One of the recommendations put forth by Governor Andrew Cuomo’s education panel is to better train teachers and principals but exactly how that should happen is left undefined. Fortunately, there is a program already in use by New Visions for Public Schools that I believe should serve as a model for a statewide effort.

The Urban Teacher Residency Program, run in conjunction with Hunter College, engages prospective teachers in a year-long apprenticeship at a New Visions school while they earn their master’s degree at Hunter. The program graduates teachers who are well trained, teachers who begin their careers with their eyes wide open to the challenges of teaching, teachers who are relieved of the burden of attending school at night, and teachers who have committed to making education their vocation.

Based upon my experience hiring graduates of the program, I believe UTR-trained people are far better positioned to be successful teachers than any other group of new teachers with whom I have worked. They are ready for classroom teaching in their first year and that early success increases the chances they will stay in the profession long enough to become really good teachers. And since the UTR program requires its teachers to be consistently engaged in questioning themselves about the best way to help our young people learn, they add immeasurably to the professional conversation in our community.

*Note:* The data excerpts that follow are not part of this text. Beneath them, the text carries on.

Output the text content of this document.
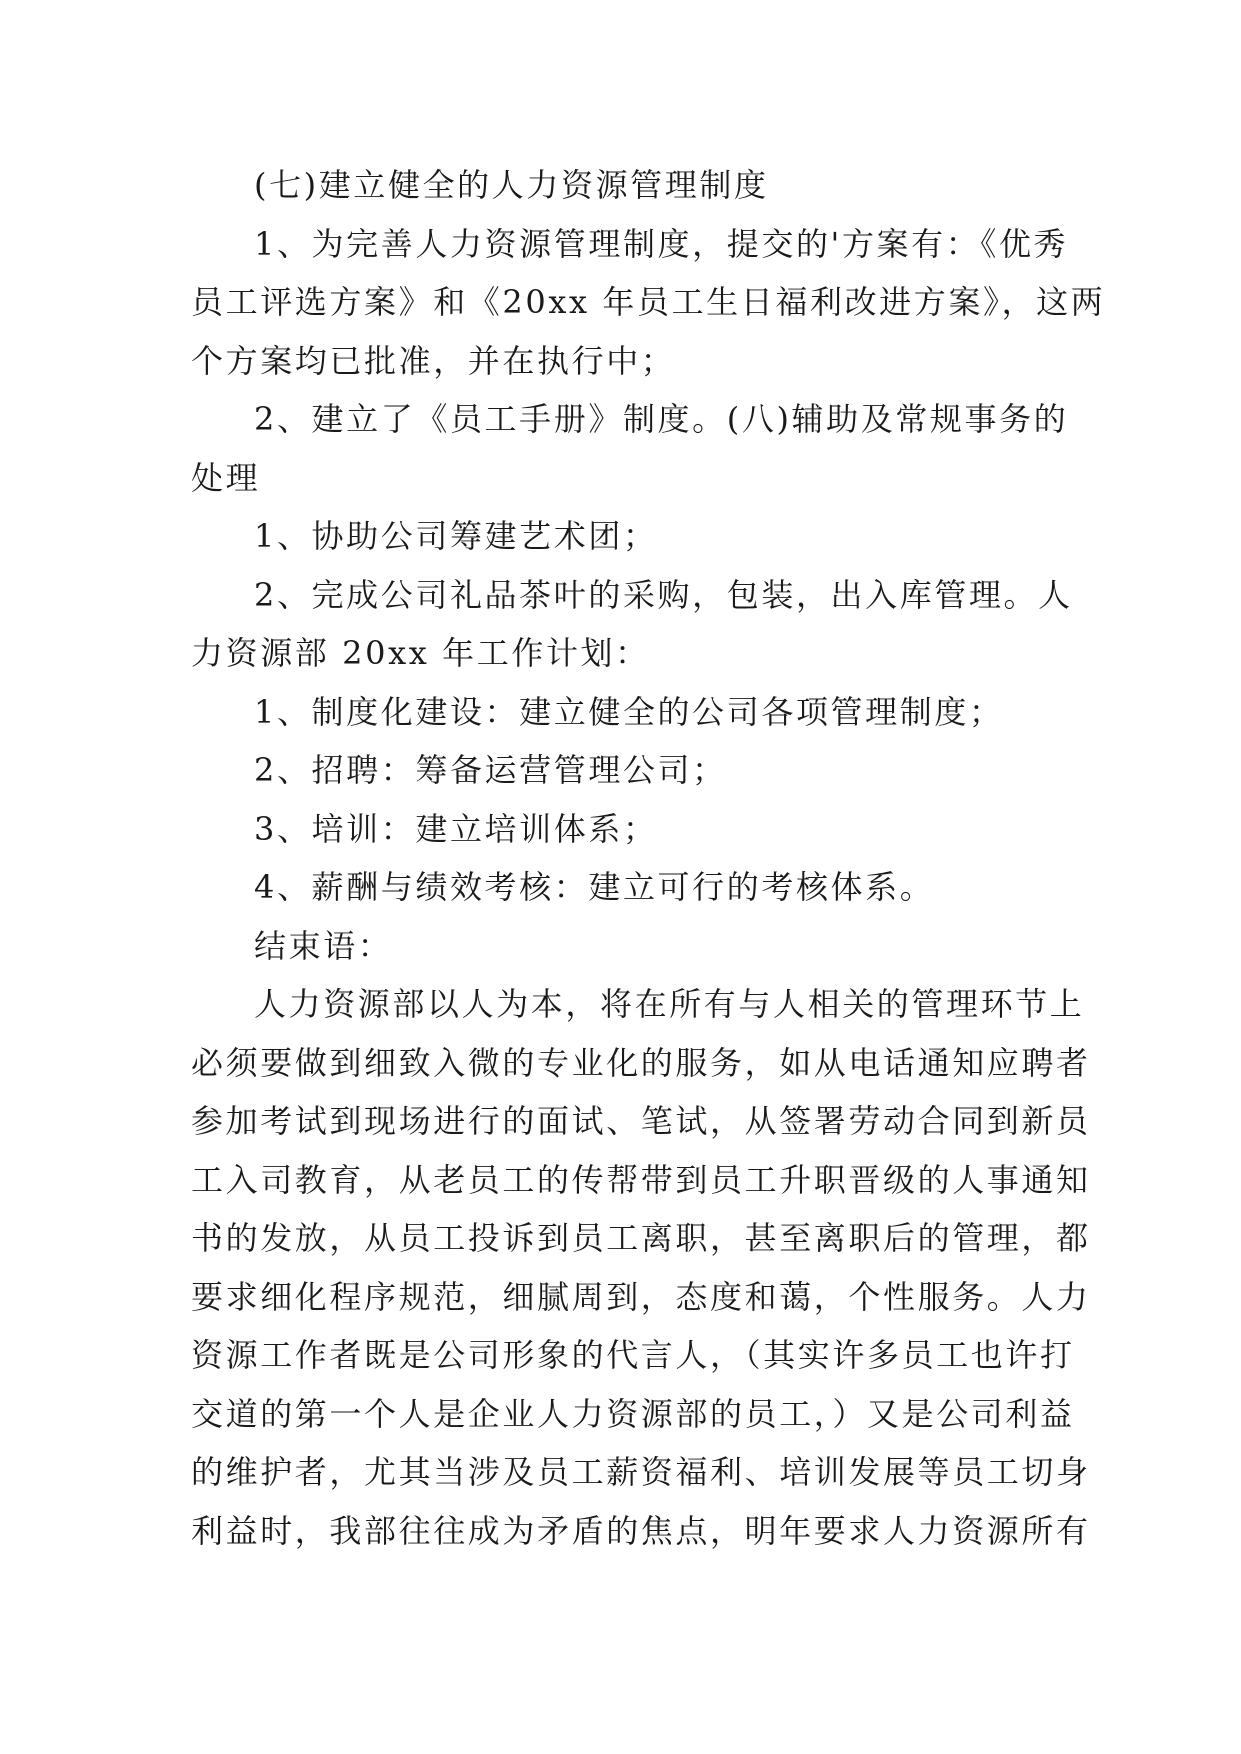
(七)建立健全的人力资源管理制度
1、为完善人力资源管理制度，提交的'方案有：《优秀
员工评选方案》和《20xx 年员工生日福利改进方案》，这两
个方案均已批准，并在执行中；
2、建立了《员工手册》制度。(八)辅助及常规事务的
处理
1、协助公司筹建艺术团；
2、完成公司礼品茶叶的采购，包装，出入库管理。人
力资源部 20xx 年工作计划：
1、制度化建设：建立健全的公司各项管理制度；
2、招聘：筹备运营管理公司；
3、培训：建立培训体系；
4、薪酬与绩效考核：建立可行的考核体系。
结束语：
人力资源部以人为本，将在所有与人相关的管理环节上
必须要做到细致入微的专业化的服务，如从电话通知应聘者
参加考试到现场进行的面试、笔试，从签署劳动合同到新员
工入司教育，从老员工的传帮带到员工升职晋级的人事通知
书的发放，从员工投诉到员工离职，甚至离职后的管理，都
要求细化程序规范，细腻周到，态度和蔼，个性服务。人力
资源工作者既是公司形象的代言人，（其实许多员工也许打
交道的第一个人是企业人力资源部的员工，）又是公司利益
的维护者，尤其当涉及员工薪资福利、培训发展等员工切身
利益时，我部往往成为矛盾的焦点，明年要求人力资源所有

Like a traditional student teaching program, UTR residents work and learn in the classrooms of veteran teachers. However, that work begins well before the opening day of school and continues until graduation, enabling the resident to fully comprehend the trajectory and rigor of a school year. By constantly looking at student work these apprentice teachers are trained to examine how our decisions, choices, and approaches to instruction affect the way students learn. The apprentice also works with a small group of students, tracking how various educational interventions affect students’ progress. Furthermore, the UTR residents regularly report on their successes and challenges to their colleagues, engaging in an ongoing discussion and examination of their practice. This commitment to working in public (as opposed to the tradition of teaching in isolation), is undoubtedly the most powerful tool we have to improve the quality of instruction in our schools.

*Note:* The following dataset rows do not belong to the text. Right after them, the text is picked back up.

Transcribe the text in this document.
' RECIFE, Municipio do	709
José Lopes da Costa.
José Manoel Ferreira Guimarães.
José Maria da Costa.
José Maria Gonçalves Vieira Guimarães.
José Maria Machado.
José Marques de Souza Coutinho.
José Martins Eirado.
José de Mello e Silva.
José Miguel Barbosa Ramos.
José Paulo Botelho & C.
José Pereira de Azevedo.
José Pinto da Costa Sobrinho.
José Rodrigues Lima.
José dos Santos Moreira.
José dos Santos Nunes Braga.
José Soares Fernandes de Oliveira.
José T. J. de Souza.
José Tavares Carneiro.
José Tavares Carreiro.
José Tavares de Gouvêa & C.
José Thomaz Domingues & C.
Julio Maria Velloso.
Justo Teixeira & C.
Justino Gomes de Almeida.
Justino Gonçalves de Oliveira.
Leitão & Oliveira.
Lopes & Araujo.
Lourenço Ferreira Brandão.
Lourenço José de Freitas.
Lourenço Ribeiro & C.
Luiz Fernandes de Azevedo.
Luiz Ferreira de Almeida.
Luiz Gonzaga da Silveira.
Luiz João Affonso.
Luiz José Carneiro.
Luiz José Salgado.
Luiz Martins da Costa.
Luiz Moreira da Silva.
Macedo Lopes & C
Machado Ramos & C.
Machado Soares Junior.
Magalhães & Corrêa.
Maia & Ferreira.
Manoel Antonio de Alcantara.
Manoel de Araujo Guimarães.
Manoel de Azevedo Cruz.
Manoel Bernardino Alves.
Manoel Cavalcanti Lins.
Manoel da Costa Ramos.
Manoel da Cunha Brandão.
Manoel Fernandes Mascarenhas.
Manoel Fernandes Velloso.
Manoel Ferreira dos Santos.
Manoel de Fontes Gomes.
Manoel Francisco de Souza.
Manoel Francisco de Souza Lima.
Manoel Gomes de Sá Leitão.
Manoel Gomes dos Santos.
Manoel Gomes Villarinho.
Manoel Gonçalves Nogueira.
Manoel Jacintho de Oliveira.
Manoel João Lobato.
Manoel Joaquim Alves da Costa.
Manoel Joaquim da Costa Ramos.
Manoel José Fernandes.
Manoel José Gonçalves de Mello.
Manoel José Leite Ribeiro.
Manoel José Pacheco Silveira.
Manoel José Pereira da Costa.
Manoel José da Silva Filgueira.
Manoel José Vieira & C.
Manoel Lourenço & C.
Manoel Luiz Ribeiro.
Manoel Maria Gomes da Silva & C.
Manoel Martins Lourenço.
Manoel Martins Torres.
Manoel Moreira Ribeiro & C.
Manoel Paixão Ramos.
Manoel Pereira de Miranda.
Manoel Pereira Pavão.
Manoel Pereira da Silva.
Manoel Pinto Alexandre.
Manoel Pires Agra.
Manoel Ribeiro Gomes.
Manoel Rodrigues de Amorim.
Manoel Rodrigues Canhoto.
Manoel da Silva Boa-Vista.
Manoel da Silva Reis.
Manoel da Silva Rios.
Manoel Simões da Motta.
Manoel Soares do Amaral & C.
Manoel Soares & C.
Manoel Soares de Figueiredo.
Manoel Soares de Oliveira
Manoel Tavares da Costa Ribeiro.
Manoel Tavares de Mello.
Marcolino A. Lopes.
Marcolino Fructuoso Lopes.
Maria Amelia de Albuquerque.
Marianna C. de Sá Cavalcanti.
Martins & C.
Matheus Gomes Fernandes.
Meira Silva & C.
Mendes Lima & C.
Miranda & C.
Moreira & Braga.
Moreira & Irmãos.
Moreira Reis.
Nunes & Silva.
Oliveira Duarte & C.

The experienced colleagues who are gracious and generous enough to mentor UTR residents receive regular coaching and instruction focused on their own growth as well. This has the ancillary but no less important benefit of engaging veteran teachers in discussions about their own professional growth.

However, there are clearly obstacles to expanding the UTR program throughout the state. It is a very expensive program. Albany lawmakers would have to be willing to pay the real costs of teacher training. Also, the program is based on the idea that the profession is worthy of a long term commitment. A program like this requires a serious commitment from serious people. It is not for dabblers.

The demonstrated success of the UTR program requires us to recognize that alternative certification programs which do not train new teachers to teach before they enter our classrooms are not the best way to introduce people to teaching. Many fine people have begun their careers through such programs, and our school in particular has benefitted immensely from the New York City Teaching Fellows program. However, the teachers from many alternative certification programs enter our classrooms untrained and unequipped to do their jobs well from day one. Some do learn quickly on the job, but they do so at the expense of our young people. Others do not, and they are often replaced by other, temporary teachers. The high attrition rate of such new teachers is costly, and our students shoulder the largest portion of those costs.

We know how to train teachers well. It is a rigorous and costly process but one that offers rewards and savings on the other side, when we have dedicated professionals ready to stay and tackle the never-ending process of learning how to be a great teacher.